For the purpose of this article, we need to distinguish between two main types of super funds; retail super funds, and industry superannuation funds.

Retail superannuation funds are often products offered by large financial institutions including banks, while industry funds are often described as being not-for-profit, or profit-for-members funds.

Retail superannuation funds will generally be “marked to market”.

This means the value of the fund’s assets, and therefore the balance of each member’s account, are valued daily. The balance you see when you log into your account is what you would have received if you withdraw your funds at the end of the previous day. Where a superannuation fund invests in listed assets (shares, property trusts, fixed interest securities and cash) valuing the assets each day is relatively easy.

However, if a superannuation funds invests in a significant portion of assets that are not listed on an active secondary market, like a stock exchange, valuing assets on a daily basis becomes more challenging. In fact, some super funds with significant portfolios of unlisted assets, including direct property, may only value their assets once a year. This helps to smooth out account balance volatility.

When our super is held in a retail superannuation fund, the daily fluctuations in our account balance might appear concerning. After all, the fund is revaluing its billions of dollars of assets every day and a small increase or fall in (say) the US Dow Jones index can have a flow on effect to the Australian stock exchange. This in turn, translates to a positive or negative movement in our account balance.

One of the risks that occurs when our super fund invests in marketable securities like shares, fixed interest, and listed and unlisted property is that we experience this volatility. If our super fund values a significant portion of its assets less regularly, we will not see the same volatility.

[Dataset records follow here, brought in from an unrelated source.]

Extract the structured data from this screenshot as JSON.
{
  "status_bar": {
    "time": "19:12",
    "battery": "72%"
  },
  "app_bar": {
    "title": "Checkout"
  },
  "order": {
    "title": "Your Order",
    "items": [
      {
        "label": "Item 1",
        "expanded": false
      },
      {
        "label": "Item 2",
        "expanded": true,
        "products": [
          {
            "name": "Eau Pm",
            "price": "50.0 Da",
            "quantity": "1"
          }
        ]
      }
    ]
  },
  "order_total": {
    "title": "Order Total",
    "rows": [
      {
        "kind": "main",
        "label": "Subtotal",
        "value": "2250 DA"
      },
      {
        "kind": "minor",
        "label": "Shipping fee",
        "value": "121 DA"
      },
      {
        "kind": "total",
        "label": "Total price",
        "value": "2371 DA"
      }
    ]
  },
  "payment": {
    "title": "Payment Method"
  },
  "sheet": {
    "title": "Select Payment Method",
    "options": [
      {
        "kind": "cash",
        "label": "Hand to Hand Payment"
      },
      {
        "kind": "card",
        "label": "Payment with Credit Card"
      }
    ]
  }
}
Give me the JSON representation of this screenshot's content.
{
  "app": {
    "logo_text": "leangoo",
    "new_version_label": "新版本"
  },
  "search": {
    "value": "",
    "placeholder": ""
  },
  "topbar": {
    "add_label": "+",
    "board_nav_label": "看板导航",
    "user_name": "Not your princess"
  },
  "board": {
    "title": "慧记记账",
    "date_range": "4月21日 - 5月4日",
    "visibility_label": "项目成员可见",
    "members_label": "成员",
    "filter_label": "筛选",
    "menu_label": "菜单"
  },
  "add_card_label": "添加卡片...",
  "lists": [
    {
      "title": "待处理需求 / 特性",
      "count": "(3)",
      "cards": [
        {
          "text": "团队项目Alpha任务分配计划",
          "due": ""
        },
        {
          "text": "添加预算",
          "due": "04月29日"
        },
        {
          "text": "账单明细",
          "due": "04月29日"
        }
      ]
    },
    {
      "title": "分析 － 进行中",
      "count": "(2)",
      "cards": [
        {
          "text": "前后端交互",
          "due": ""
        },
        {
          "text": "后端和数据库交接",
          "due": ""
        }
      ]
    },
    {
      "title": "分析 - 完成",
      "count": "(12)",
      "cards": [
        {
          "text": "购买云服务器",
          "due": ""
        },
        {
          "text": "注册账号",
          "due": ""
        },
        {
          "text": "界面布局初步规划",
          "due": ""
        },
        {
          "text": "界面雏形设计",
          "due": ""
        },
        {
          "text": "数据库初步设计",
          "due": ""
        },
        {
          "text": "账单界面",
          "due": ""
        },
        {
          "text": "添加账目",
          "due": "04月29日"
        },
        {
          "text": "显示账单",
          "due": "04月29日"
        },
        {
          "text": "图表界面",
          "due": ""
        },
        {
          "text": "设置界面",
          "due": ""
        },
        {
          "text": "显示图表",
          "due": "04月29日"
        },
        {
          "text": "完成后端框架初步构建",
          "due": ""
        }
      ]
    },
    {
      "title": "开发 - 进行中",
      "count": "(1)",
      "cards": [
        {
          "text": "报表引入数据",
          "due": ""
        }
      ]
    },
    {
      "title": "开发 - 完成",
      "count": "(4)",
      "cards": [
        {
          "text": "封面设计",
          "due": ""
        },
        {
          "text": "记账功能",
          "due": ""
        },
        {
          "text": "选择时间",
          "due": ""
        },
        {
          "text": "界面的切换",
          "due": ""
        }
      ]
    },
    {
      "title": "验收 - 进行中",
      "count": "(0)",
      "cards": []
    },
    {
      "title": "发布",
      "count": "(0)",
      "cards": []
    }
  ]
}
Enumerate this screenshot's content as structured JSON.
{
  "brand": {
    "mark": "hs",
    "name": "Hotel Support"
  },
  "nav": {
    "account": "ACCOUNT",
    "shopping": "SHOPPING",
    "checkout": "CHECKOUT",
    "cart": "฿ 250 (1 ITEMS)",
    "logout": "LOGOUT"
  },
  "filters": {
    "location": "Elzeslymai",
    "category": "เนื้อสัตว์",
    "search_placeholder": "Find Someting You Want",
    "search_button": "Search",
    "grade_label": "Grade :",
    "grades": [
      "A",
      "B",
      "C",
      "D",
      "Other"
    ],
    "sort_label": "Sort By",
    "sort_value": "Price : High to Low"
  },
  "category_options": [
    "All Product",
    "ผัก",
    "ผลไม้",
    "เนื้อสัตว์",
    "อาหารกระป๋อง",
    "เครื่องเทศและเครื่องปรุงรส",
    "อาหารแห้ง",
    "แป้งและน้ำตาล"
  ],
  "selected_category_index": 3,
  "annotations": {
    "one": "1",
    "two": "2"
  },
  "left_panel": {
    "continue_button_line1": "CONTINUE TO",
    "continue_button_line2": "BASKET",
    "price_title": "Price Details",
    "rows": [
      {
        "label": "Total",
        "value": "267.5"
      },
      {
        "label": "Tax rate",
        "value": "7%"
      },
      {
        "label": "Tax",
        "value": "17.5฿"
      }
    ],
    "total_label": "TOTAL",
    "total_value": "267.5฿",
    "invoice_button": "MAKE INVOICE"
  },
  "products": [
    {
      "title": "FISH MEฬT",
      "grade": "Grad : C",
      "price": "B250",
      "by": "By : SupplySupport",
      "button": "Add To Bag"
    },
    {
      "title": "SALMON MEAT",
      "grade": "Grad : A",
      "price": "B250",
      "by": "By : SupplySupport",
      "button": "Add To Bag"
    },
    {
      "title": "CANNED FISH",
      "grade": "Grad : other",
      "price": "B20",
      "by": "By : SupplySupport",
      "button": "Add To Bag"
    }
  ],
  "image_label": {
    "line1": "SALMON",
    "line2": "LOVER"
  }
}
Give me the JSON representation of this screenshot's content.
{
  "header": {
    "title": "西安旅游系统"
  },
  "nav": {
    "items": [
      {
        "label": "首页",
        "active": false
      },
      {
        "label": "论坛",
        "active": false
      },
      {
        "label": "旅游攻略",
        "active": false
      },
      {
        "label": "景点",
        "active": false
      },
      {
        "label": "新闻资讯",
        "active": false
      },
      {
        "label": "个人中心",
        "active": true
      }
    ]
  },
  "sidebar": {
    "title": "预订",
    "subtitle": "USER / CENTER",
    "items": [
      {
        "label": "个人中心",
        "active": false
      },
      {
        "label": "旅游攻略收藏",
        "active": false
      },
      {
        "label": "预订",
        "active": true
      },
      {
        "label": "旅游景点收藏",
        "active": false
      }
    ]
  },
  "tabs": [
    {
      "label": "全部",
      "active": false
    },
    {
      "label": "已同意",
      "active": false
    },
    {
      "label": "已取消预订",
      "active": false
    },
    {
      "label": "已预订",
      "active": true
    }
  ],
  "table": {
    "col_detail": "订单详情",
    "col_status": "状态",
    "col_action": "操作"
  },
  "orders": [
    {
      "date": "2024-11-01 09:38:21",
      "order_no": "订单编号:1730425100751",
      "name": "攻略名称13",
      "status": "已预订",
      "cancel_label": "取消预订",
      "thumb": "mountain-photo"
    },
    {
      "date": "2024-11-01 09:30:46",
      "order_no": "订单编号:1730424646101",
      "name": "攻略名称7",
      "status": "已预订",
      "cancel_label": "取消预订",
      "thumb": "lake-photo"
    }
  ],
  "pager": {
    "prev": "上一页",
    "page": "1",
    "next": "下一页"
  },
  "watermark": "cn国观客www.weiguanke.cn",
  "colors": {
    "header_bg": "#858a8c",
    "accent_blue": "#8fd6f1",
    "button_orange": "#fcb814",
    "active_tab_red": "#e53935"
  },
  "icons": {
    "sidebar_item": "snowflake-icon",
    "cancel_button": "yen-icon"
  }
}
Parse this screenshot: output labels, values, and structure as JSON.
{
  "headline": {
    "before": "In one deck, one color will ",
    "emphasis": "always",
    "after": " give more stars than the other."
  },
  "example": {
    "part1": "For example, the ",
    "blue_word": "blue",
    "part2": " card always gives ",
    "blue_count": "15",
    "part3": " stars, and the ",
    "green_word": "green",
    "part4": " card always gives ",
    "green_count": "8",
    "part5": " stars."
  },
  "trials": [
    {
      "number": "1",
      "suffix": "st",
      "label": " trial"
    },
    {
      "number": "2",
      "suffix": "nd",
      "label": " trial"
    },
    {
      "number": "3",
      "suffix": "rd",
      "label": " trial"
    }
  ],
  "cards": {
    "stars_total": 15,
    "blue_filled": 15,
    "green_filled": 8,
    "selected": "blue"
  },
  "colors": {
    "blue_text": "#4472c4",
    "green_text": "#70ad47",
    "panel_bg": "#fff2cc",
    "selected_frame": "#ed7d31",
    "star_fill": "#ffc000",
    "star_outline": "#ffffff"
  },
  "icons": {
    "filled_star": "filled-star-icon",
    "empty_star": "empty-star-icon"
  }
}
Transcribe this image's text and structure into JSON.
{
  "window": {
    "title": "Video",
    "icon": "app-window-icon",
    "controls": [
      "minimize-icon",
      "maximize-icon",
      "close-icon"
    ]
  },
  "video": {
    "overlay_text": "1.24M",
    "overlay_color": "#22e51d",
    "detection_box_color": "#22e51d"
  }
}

However, if your super balance today is (say) $300,000, but a couple of months ago it was $330,000, does this mean you have lost $30,000? No, unless you have crystalised your loss if you sell or switch out of a particular asset or asset class.

One of the real risks to our superannuation savings is that we sell assets when the prices fall, rather than riding out the storm.

While some superannuation funds may appear, at least on the surface, to be less volatile than other superannuation funds, it is of absolute importance to ensure you are comparing like with like. If one fund is valuing its investments on a daily basis but another fund is valuing their investments less frequently, the second fund may appear to be less volatile. However, you need to look beyond the headline performance and consider other aspects including what types of investments the funds hold, the fees they charge, how frequently they value their assets, and how the funds perform over a one, two, five and ten year period.

Perhaps we should resist the temptation to check our account balance every day, or even every week unless we are actively managing our own portfolio (which most people don’t).

Imagine if we asked our real estate agent to value our home every day. While we may loosely keep track of real estate prices in our local area, we are generally only concerned about the “real” value when it comes time to selling.

If at the end of the day, the volatility of your super is causing concern and sleepless nights, perhaps it is time to review your overall investment objectives and consider moving to a more conservative investment mix.

If you need specific advice tailored to your own circumstances, we always recommend you consider seeking advice from a licensed financial planner.